On why Jimi Hendrix left Seattle:

The story of Hendrix in Seattle is a whole discourse, but he essentially leaves the city at 18, arrested for the crime of driving while black, which happened a lot. African-American kids in the [Central District] were pulled over by white cops if they were in a car and told, do you have the registration? Do you own this car? And if you turned over the registration, it was your mama's car, you still were arrested because it wasn't your car and Hendrix was arrested twice within a six month period and he was essentially run out of Seattle at 18 for being black. And that doesn't mean he didn't love Seattle. That doesn't mean Seattle didn't influence him. Remember, two thirds of his life was lived in Seattle, not anywhere else. But nonetheless, it was a tortured history that he had with the city.

On Hendrix’s finding instant fame upon moving to England:

He becomes a star within 10 days of arriving in England. Eric Clapton, Pete Townshend, and other people are going to see this guy in a club. I don't want to overstate it. There has never in the entire history of rock been a performer who went to stardom as quick as Jimi Hendrix.

There's a story I recounted in my book, which might be my single favorite story of all involving Jimi Hendrix. It's the story Pete Townshend told me of going to a concert with Eric Clapton. And they basically are watching Jimi Hendrix on stage and Townshend tells a story of Clapton's hand brushed against his and they embraced hands. Imagine that picture, if it existed, of Eric and Pete holding hands, basically watching this African-American kid from Seattle wipe the stage with their career. They were great players. They are great players. They created legendary music. Neither of them created guitar music as legendary as Jimi Hendrix, a kid that had just showed up in England a month and a half before and had never done really anything in his life.

On the song “Purple Haze”:

"Purple Haze", Jimi never directly came out and said it's about Garfield High School, but Garfield High School's colors are purple. I mean, you don't have to grow up in high school to apply the word in a pot smoking era, too. I go to Garfield High School and I title a song "Purple Haze." It was his first hit.
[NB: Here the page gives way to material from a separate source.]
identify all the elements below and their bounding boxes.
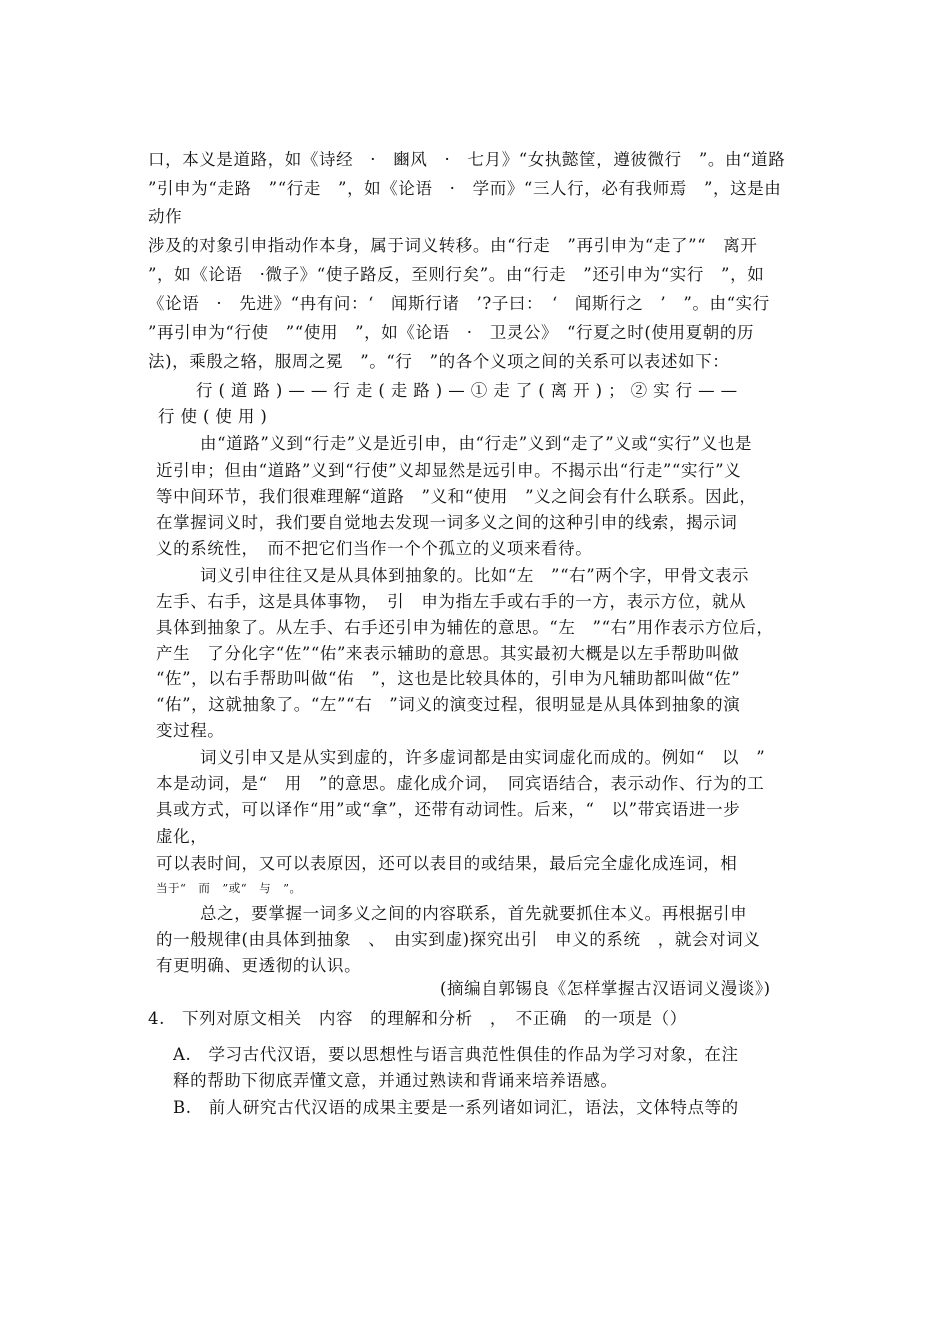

It was a hit in England, wasn't a hit in the U.S. We can think about it and it didn't break the top 40. It's just crazy that it didn't.
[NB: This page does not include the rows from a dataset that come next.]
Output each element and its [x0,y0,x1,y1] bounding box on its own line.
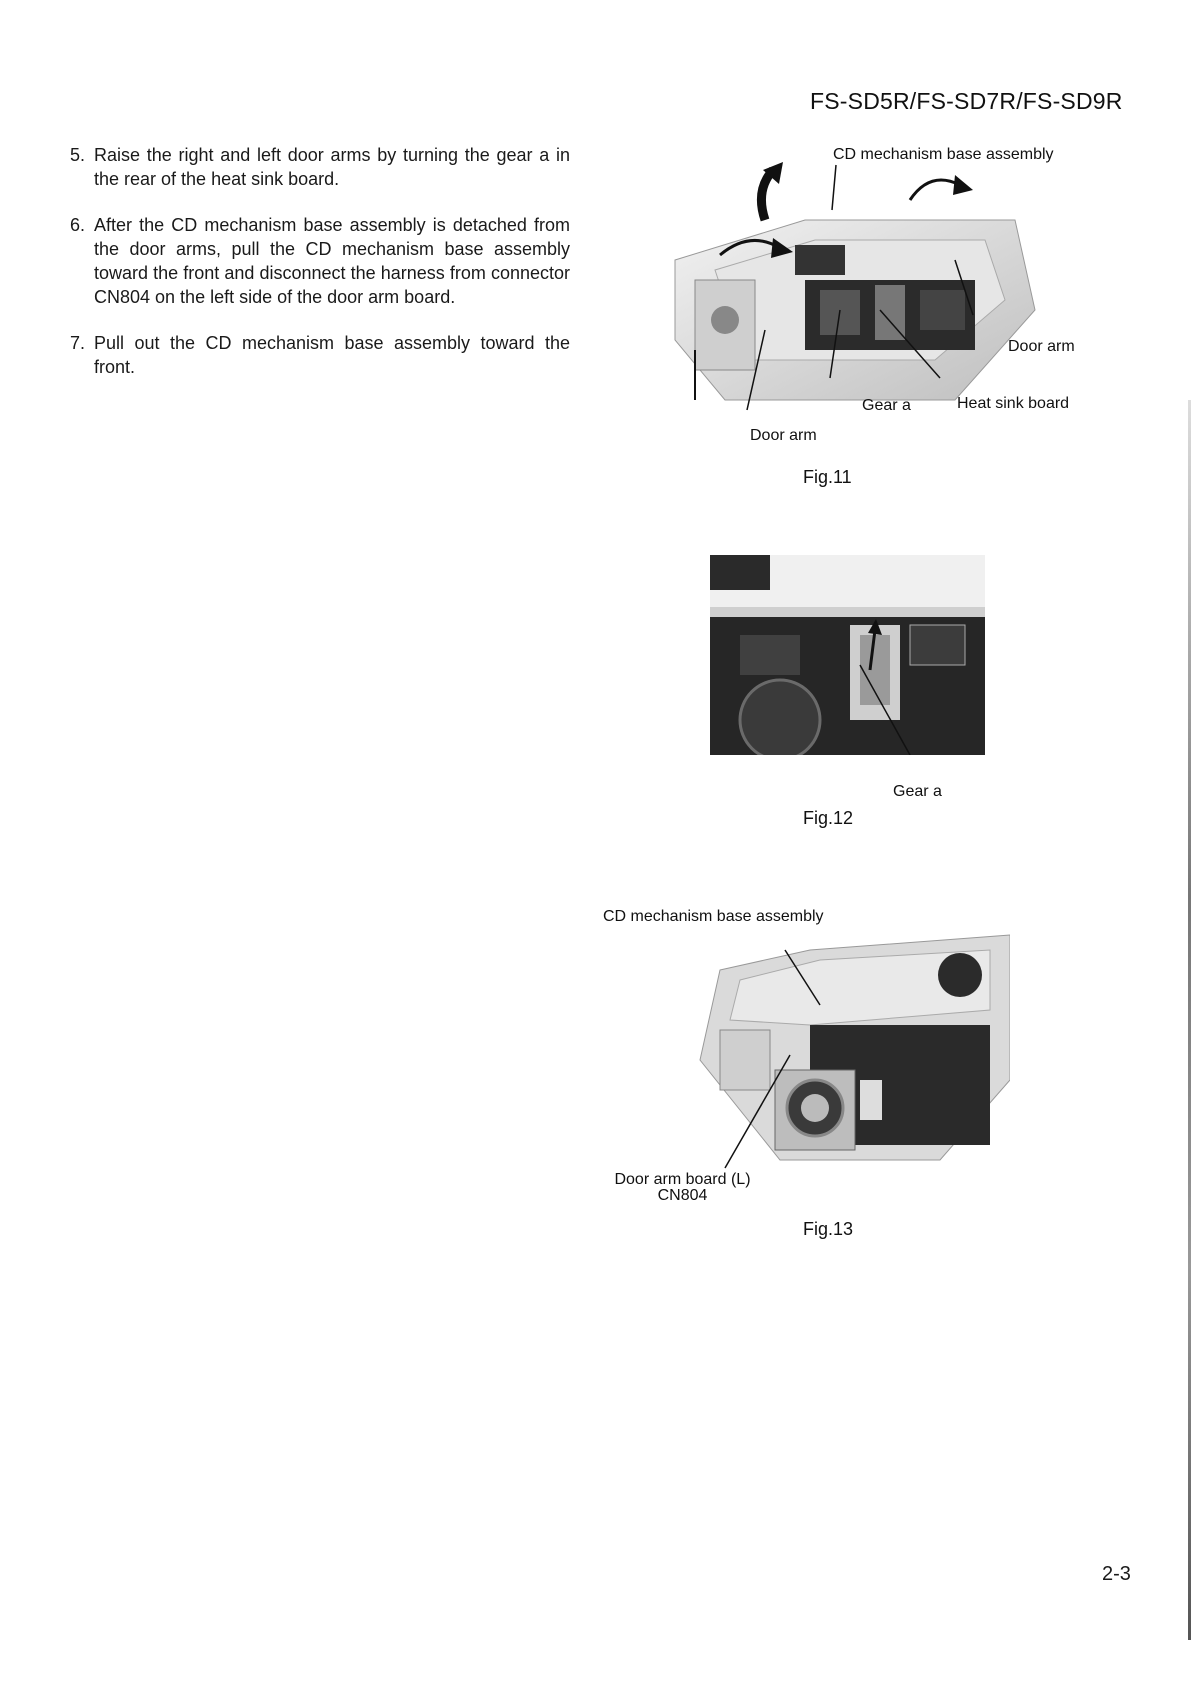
fig13-photo [690,930,1010,1180]
fig12-photo [710,555,985,755]
fig11-label-heat-sink: Heat sink board [957,395,1070,412]
fig11-photo [655,160,1045,420]
page-number: 2-3 [1102,1563,1131,1585]
step-number: 6. [70,215,86,235]
fig11-label-gear-a: Gear a [862,397,911,414]
fig11-caption: Fig.11 [803,467,852,487]
step-text: Pull out the CD mechanism base assembly toward the front. [94,333,570,377]
fig12-caption: Fig.12 [803,808,854,828]
step-number: 7. [70,333,86,353]
fig13-label-cd-base: CD mechanism base assembly [603,908,824,925]
step-7 [70,331,570,379]
step-6 [70,213,570,309]
door-arm-board-text: Door arm board (L) [614,1171,751,1188]
fig11-label-door-arm-right: Door arm [1008,338,1075,355]
fig11-label-door-arm-left: Door arm [750,427,817,444]
fig13-caption: Fig.13 [803,1219,854,1239]
step-5 [70,143,570,191]
step-number: 5. [70,145,86,165]
fig11-label-cd-base: CD mechanism base assembly [833,146,1054,163]
step-text: After the CD mechanism base assembly is detached from the door arms, pull the CD mechanism base assembly toward the front and disconnect the harness from connector CN804 on the left side of the door arm board. [94,215,570,307]
fig13-label-door-arm-board [605,1172,760,1204]
fig12-label-gear-a: Gear a [893,783,942,800]
document-model-header: FS-SD5R/FS-SD7R/FS-SD9R [810,88,1123,114]
cn804-text: CN804 [657,1187,708,1204]
procedure-steps [70,143,570,401]
step-text: Raise the right and left door arms by turning the gear a in the rear of the heat sink board. [94,145,570,189]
On the relationship between Jimi Hendrix and Seattle:

Bill Gates was also born at Harborview Hospital. Jimi Hendrix is the most famous person to be born at Harborview. I can't believe we haven't named our airport after Jimi Hendrix, for God's sakes. You go to New Orleans, you're in the Louis Armstrong Airport. It’s a tortured relationship he had with the city, but it's not a tortured relationship the city has with him. If you go to any sports event or any big thing, they're going to play "Purple Haze." It is the theme song to Seattle. In some ways, he proved that we could create a legend. We could create genius. For whatever reason, the combination of the water, the growing up in the projects near Harborview, going to Garfield, being around kids that were Asian and Native American and whites and blacks and seeing the amalgamation of music that was happening, particularly in the Central District at that point, you know, they called it the Jackson Street scene. Jimi saw those clubs, he saw those players. He got the idea that blues and rock could be mixed in a genre.